Saturday, May 11, 2013

Summer Beers: Do We Have To?

The approaching summer season should be viewed as a great opportunity to enjoy the warm weather and abundant sun, perhaps having a beer or two on a patio with friends and family as sunlight remains past the 8:00 hour.  But summer also means lighter tasting seasonal beers—pilsners, lagers, wheat beers, and fruit beers.  With a few exceptions, I’m mostly disappointed by such offerings.  For most pilsners, lagers, and wheat beers—even those produced by craft breweries—I have trouble finding what makes them more distinct than similar products produced by the macro breweries, which I don’t care for anyway.  Fruitier beers often sound interesting, and who doesn’t like some good fruit flavor, but what passes for fruit flavor in beer—and not accents to hops and malts—often to me tastes artificial and weak. I think, simply put, I just don’t care for the styles of summer beer.
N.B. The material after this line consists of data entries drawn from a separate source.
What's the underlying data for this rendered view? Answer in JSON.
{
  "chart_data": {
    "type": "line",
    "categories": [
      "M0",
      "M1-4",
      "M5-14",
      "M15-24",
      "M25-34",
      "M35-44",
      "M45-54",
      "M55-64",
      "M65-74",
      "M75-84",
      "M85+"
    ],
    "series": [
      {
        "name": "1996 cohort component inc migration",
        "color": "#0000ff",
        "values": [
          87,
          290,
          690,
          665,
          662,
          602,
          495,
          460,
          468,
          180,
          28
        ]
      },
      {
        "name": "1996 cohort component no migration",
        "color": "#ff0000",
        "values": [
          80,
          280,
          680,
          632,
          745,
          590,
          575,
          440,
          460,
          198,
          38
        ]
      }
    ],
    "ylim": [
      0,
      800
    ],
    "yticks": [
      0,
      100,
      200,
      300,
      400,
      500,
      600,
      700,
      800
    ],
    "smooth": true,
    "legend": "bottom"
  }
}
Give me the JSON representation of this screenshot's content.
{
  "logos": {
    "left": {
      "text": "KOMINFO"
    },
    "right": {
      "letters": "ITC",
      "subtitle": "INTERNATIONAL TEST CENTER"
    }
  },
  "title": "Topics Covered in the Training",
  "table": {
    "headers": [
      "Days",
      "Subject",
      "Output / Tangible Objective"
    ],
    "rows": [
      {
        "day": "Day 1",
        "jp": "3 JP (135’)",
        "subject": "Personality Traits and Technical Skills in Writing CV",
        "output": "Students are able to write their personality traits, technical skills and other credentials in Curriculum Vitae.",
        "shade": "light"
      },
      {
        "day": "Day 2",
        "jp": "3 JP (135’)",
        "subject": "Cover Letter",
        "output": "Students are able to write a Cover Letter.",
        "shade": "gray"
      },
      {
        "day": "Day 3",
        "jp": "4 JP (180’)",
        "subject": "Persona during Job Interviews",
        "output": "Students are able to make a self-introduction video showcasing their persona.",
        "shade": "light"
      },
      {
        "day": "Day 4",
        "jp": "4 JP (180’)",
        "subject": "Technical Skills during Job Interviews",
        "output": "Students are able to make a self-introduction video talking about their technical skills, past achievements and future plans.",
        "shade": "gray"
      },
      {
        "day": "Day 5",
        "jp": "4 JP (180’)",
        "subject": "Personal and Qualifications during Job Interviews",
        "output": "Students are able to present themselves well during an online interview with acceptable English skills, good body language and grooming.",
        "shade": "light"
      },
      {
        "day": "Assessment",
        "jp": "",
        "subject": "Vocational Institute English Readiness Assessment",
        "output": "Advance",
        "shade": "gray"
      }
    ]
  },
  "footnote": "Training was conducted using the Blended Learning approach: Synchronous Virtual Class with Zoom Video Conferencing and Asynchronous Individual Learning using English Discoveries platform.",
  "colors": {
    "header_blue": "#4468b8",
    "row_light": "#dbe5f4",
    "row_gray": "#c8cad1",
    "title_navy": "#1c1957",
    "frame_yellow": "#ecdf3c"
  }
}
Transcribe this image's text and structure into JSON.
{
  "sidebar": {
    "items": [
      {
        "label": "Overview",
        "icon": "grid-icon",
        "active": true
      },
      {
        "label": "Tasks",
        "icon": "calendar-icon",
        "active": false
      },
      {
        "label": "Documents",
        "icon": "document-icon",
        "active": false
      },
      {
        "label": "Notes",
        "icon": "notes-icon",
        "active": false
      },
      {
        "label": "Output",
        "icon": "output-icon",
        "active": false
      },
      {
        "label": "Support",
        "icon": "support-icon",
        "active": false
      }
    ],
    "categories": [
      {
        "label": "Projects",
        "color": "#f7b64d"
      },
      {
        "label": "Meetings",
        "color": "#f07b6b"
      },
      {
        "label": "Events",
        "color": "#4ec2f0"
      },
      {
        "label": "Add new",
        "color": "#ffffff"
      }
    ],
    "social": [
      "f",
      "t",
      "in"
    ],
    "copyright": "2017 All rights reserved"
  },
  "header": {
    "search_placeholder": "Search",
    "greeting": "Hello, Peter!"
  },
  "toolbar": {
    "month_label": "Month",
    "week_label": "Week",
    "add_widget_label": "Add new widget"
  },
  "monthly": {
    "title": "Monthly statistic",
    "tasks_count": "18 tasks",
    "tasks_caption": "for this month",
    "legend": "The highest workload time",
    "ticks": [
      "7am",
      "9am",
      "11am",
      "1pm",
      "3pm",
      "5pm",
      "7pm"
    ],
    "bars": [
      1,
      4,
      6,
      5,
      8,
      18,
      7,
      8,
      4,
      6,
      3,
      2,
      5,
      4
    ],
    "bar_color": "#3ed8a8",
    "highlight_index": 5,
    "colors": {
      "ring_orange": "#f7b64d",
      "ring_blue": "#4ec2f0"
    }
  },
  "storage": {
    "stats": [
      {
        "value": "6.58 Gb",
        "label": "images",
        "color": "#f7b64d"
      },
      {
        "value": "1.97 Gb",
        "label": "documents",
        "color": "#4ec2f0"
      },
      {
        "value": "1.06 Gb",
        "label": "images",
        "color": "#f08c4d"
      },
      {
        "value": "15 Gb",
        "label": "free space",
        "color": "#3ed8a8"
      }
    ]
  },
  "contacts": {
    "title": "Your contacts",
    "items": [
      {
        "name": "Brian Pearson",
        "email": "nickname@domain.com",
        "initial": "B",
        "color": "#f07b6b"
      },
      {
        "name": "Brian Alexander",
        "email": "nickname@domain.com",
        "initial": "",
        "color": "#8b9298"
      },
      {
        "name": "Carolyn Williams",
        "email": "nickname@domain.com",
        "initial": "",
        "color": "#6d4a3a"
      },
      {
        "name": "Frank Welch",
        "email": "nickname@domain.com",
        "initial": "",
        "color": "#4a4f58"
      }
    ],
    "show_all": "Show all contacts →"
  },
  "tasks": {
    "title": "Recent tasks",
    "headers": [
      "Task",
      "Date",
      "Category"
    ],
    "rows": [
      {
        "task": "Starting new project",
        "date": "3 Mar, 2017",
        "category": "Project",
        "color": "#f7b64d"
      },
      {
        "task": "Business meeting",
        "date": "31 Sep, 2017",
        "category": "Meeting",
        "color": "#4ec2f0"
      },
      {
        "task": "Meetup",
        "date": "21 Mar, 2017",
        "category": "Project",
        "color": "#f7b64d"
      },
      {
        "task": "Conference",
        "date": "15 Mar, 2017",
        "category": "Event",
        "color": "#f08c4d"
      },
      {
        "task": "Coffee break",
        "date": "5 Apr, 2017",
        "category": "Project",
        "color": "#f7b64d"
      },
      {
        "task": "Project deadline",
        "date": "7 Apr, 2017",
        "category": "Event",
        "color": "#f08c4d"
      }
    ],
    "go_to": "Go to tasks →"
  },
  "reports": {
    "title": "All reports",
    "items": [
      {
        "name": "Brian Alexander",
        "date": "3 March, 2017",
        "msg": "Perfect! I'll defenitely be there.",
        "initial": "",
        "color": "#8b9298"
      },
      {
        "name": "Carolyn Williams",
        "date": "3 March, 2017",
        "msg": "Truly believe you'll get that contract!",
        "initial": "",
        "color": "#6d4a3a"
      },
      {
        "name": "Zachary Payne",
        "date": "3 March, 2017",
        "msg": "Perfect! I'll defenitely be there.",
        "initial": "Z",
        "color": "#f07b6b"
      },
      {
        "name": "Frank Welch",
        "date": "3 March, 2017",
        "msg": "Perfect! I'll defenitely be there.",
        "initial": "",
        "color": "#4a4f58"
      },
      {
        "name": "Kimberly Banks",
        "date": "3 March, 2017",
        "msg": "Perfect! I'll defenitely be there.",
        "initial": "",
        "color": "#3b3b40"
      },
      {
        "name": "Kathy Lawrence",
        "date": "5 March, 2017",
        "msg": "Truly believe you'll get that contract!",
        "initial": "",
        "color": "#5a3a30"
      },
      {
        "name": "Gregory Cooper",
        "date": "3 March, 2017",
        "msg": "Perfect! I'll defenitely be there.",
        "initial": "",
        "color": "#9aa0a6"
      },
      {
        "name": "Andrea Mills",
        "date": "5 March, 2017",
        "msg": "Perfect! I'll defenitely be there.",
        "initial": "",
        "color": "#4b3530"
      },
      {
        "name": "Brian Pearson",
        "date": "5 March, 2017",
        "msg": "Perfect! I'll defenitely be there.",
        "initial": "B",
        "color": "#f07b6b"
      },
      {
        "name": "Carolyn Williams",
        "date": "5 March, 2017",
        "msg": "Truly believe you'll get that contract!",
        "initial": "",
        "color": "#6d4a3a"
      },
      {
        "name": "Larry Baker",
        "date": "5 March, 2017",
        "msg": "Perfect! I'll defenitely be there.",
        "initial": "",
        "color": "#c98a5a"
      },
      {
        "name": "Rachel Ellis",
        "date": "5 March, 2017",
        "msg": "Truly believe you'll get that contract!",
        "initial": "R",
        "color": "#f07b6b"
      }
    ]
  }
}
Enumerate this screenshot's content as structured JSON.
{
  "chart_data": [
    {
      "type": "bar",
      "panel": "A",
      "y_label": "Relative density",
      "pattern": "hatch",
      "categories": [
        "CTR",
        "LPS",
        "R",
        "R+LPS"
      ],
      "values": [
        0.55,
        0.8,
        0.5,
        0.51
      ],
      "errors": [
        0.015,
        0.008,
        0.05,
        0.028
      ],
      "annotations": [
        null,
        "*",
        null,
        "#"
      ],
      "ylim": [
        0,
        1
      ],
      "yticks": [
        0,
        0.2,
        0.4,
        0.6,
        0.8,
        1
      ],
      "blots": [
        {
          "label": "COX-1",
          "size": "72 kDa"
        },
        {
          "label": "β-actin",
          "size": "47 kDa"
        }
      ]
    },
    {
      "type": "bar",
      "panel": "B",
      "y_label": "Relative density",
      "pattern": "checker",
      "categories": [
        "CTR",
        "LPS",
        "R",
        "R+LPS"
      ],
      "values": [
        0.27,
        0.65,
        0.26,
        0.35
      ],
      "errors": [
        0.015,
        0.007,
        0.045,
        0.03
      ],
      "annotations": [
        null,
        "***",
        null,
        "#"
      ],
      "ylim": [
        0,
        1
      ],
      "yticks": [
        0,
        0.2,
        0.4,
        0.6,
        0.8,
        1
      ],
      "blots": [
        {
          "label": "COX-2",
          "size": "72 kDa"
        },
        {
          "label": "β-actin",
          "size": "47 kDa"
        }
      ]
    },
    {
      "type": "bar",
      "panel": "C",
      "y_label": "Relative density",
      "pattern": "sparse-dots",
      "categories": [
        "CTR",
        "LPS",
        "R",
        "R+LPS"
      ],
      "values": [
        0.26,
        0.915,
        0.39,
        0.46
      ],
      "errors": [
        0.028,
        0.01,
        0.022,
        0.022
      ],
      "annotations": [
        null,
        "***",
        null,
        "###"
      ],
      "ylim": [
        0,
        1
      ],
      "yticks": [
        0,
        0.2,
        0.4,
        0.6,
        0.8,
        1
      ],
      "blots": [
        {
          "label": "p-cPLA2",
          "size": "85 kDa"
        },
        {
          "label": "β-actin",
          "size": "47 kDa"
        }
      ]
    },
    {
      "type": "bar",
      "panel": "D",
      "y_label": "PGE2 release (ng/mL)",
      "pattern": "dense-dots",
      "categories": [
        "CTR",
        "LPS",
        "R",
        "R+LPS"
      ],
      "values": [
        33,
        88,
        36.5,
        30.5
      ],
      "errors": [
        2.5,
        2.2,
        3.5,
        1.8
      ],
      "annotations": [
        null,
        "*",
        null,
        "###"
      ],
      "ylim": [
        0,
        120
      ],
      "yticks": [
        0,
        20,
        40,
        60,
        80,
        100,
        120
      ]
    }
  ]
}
So, even though it’s summer and my palate should be looking for crisp, light, refreshing beers, I still find myself wanting my usual favorites.  IPAs, stouts, Belgian ales.  Other than some seasonals, IPAs and the Belgians are pretty much made year round.  Generally speaking, there are probably more fall/winter seasonal stouts out there, and a dark beer such as a stout can be firmly associated with the cold winter months, but many fine stouts are made year round as well.  Basically, while I’m open to trying something new, I want the dry bitter hops that I find in IPAs and the chocolate and coffee malt flavors that I find in stouts.  I don’t care about what the calendar says.  For me, these are rich, exquisite flavors that should be enjoyed year round.  Don’t look at me funny when it’s 95 degrees, the sun is frying eggs on the asphalt, and I’m pouring a can of oil black Ten FIDY that I’ve been saving since the previous fall.

If you made me drink a beer that had to meet summer beer criteria, I’d probably go with Weihenstephaner Hefeweissbier, though it’s not a summer seasonal but a world class, year-round offering.  Sam Adams Double Agent IPL wouldn’t be a bad choice either, as it’s a good mix of a maltier lager and hoppier IPA.  The classics--Sierra Nevada Pale Ale, Sam Adams Boston Lager, and Anchor Steam Beer--hold up well also, as they are relatively light on the palate yet still tasty and reasonably sessionable.